Словно строгий чин природы
Уступил права свои
Духу жизни и свободы,
Вдохновениям любви…
 
 
Небывалое доселе
Принял вещий наш народ,
И Дагмарина неделя
Перейдет из рода в род[75].
 
   Царствование Александра III будет исполнено как вдохновляющих свершений (при нем экономика России вступит в период бурного подъема; строй ее государственной жизни наконец упорядочится, насколько это возможно), так и самых горьких ошибок. Произойдет окончательное взаимоотчуждение власти и неправительственной интеллигенции; либеральные реформы, начавшиеся при убиенном Александре II, будут свернуты как раз тогда, когда они начнут приносить плоды; чиновничество «поставит» на квасной патриотизм охотнорядцев… Далеко не все испытания Александр III будет переносить с тем же мужеством, с каким перенес он первую любовную разлуку; слишком часто станет он прибегать к испытанному русскому лекарству – и ему даже припишут изобретение специальной плоской фляги, которую удобно прятать от жены за голенищем армейского сапога… Так что не о том речь, будто само по себе «неискаженное» монархическое сознание, сам по себе стоицизм гарантируют наследнику благое правление и праведную жизнь; речь только о том, что без этого править великой империей тяжеловато, а не оступиться – почти невозможно. И о том, что будущий монарх, «приносящий жертву на алтарь Отечества», – прекрасен в своей высокой трагедии, как прекрасен любой человек, встающий над обстоятельствами.
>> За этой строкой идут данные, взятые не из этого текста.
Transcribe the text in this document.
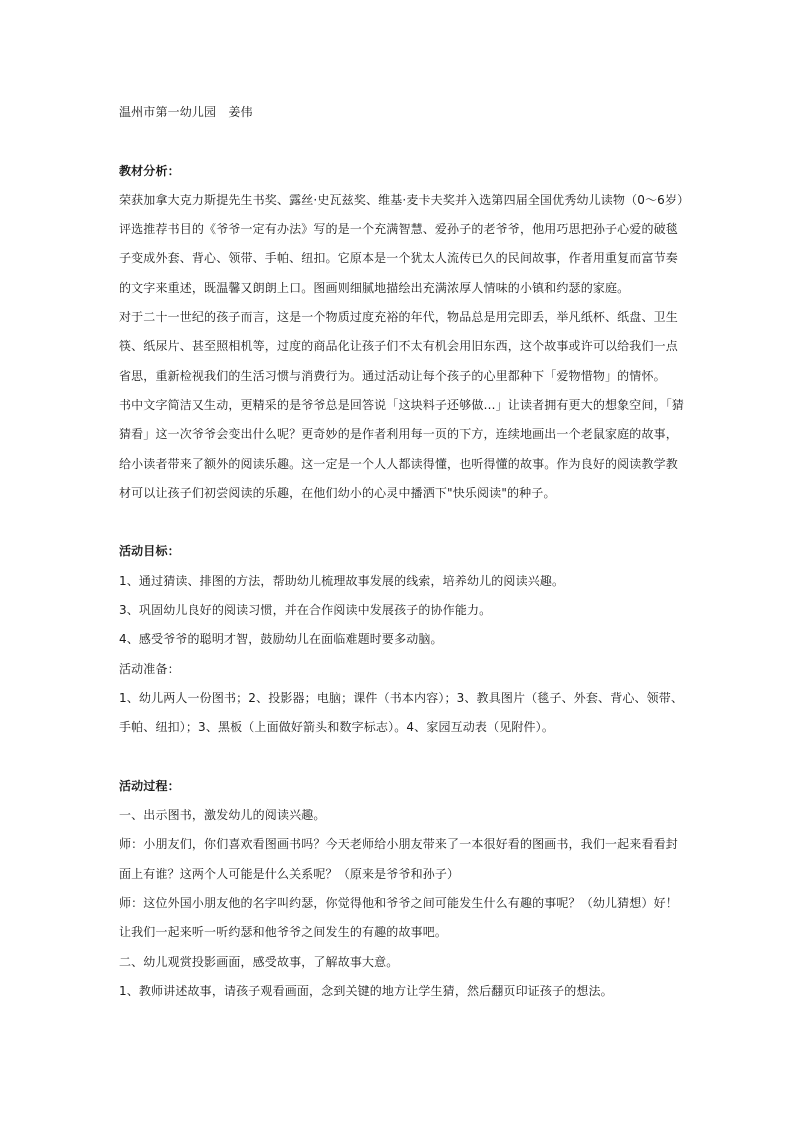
温州市第一幼儿园　姜伟
教材分析：
荣获加拿大克力斯提先生书奖、露丝·史瓦兹奖、维基·麦卡夫奖并入选第四届全国优秀幼儿读物（0～6岁）
评选推荐书目的《爷爷一定有办法》写的是一个充满智慧、爱孙子的老爷爷，他用巧思把孙子心爱的破毯
子变成外套、背心、领带、手帕、纽扣。它原本是一个犹太人流传已久的民间故事，作者用重复而富节奏
的文字来重述，既温馨又朗朗上口。图画则细腻地描绘出充满浓厚人情味的小镇和约瑟的家庭。
对于二十一世纪的孩子而言，这是一个物质过度充裕的年代，物品总是用完即丢，举凡纸杯、纸盘、卫生
筷、纸尿片、甚至照相机等，过度的商品化让孩子们不太有机会用旧东西，这个故事或许可以给我们一点
省思，重新检视我们的生活习惯与消费行为。通过活动让每个孩子的心里都种下「爱物惜物」的情怀。
书中文字简洁又生动，更精采的是爷爷总是回答说「这块料子还够做…」让读者拥有更大的想象空间，「猜
猜看」这一次爷爷会变出什么呢？更奇妙的是作者利用每一页的下方，连续地画出一个老鼠家庭的故事，
给小读者带来了额外的阅读乐趣。这一定是一个人人都读得懂，也听得懂的故事。作为良好的阅读教学教
材可以让孩子们初尝阅读的乐趣，在他们幼小的心灵中播洒下"快乐阅读"的种子。
活动目标：
1、通过猜读、排图的方法，帮助幼儿梳理故事发展的线索，培养幼儿的阅读兴趣。
3、巩固幼儿良好的阅读习惯，并在合作阅读中发展孩子的协作能力。
4、感受爷爷的聪明才智，鼓励幼儿在面临难题时要多动脑。
活动准备：
1、幼儿两人一份图书；2、投影器；电脑；课件（书本内容）；3、教具图片（毯子、外套、背心、领带、
手帕、纽扣）；3、黑板（上面做好箭头和数字标志）。4、家园互动表（见附件）。
活动过程：
一、出示图书，激发幼儿的阅读兴趣。
师：小朋友们，你们喜欢看图画书吗？今天老师给小朋友带来了一本很好看的图画书，我们一起来看看封
面上有谁？这两个人可能是什么关系呢？（原来是爷爷和孙子）
师：这位外国小朋友他的名字叫约瑟，你觉得他和爷爷之间可能发生什么有趣的事呢？（幼儿猜想）好！
让我们一起来听一听约瑟和他爷爷之间发生的有趣的故事吧。
二、幼儿观赏投影画面，感受故事，了解故事大意。
1、教师讲述故事，请孩子观看画面，念到关键的地方让学生猜，然后翻页印证孩子的想法。
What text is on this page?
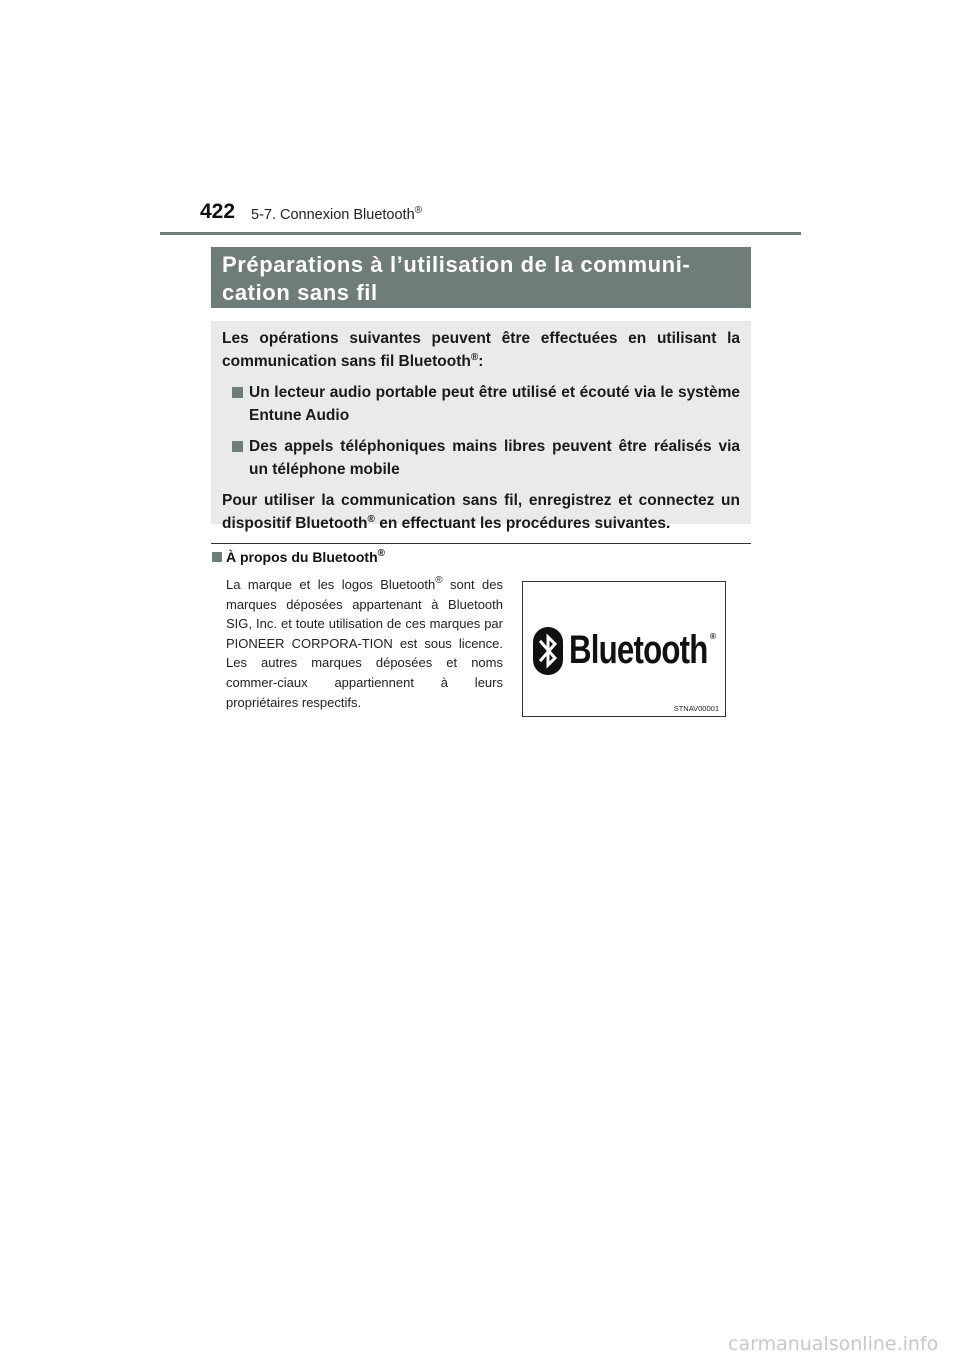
422 5-7. Connexion Bluetooth®
Préparations à l’utilisation de la communi-
cation sans fil

Les opérations suivantes peuvent être effectuées en utilisant la communication sans fil Bluetooth®:

Un lecteur audio portable peut être utilisé et écouté via le système Entune Audio
Des appels téléphoniques mains libres peuvent être réalisés via un téléphone mobile

Pour utiliser la communication sans fil, enregistrez et connectez un dispositif Bluetooth® en effectuant les procédures suivantes.

À propos du Bluetooth®

La marque et les logos Bluetooth® sont des marques déposées appartenant à Bluetooth SIG, Inc. et toute utilisation de ces marques par PIONEER CORPORA-TION est sous licence. Les autres marques déposées et noms commer-ciaux appartiennent à leurs propriétaires respectifs.

Bluetooth ®
STNAV00001
carmanualsonline.info
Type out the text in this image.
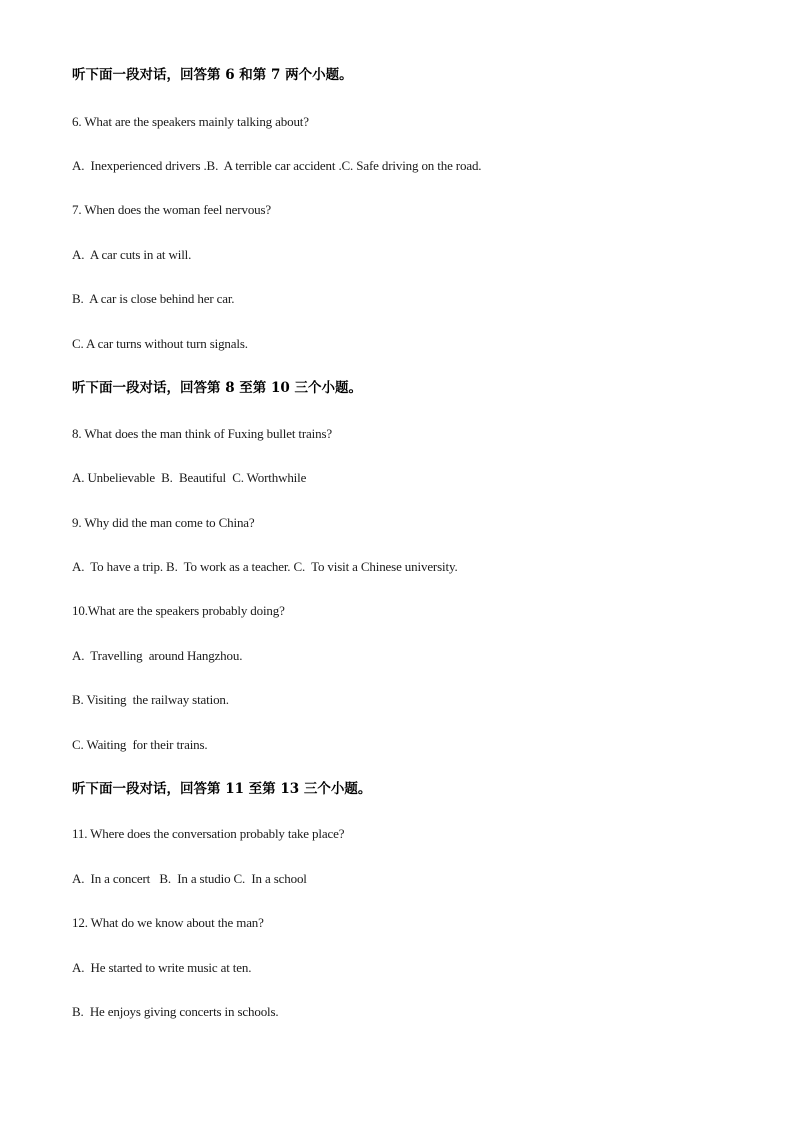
听下面一段对话，回答第 6 和第 7 两个小题。
6. What are the speakers mainly talking about?
A.  Inexperienced drivers .B.  A terrible car accident .C. Safe driving on the road.
7. When does the woman feel nervous?
A.  A car cuts in at will.
B.  A car is close behind her car.
C. A car turns without turn signals.
听下面一段对话，回答第 8 至第 10 三个小题。
8. What does the man think of Fuxing bullet trains?
A. Unbelievable  B.  Beautiful  C. Worthwhile
9. Why did the man come to China?
A.  To have a trip. B.  To work as a teacher. C.  To visit a Chinese university.
10.What are the speakers probably doing?
A.  Travelling  around Hangzhou.
B. Visiting  the railway station.
C. Waiting  for their trains.
听下面一段对话，回答第 11 至第 13 三个小题。
11. Where does the conversation probably take place?
A.  In a concert   B.  In a studio C.  In a school
12. What do we know about the man?
A.  He started to write music at ten.
B.  He enjoys giving concerts in schools.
   Что же до Александра Павловича времен письма Кочубею, то он демонстративно отказывается вставать над обстоятельствами – и словно предлагает Истории избавить его от этих самых обстоятельств. В следующем, от сентября 1797-го, послании, адресованном Лагарпу, он уже прямо описывает приемлемую для себя модель власти: его монаршая роль ограничится приуготовлением условий для чужой деятельности; не он, а конституированные парламентарии займутся тяжким и рискованным устранением «непорядков» Империи; на таких условиях он согласен занять трон.
   И этот шаг разом «удомашнивает» звериную стихию власти, лишает ее образ пугающих, грозных черт. Власти можно более не страшиться, и почему бы не поддаться ее обаянию, почему бы не поиграть в нее? Почему бы не помечтать о далеком триумфе, когда «подготовительные работы» завершатся, нация изберет представителей и проводит своего коронованного благодетеля на заслуженный покой, заменив ему любовью и восхищением те чувства и переживания, какие царям давно прошедших времен давало сознание личной харизмы?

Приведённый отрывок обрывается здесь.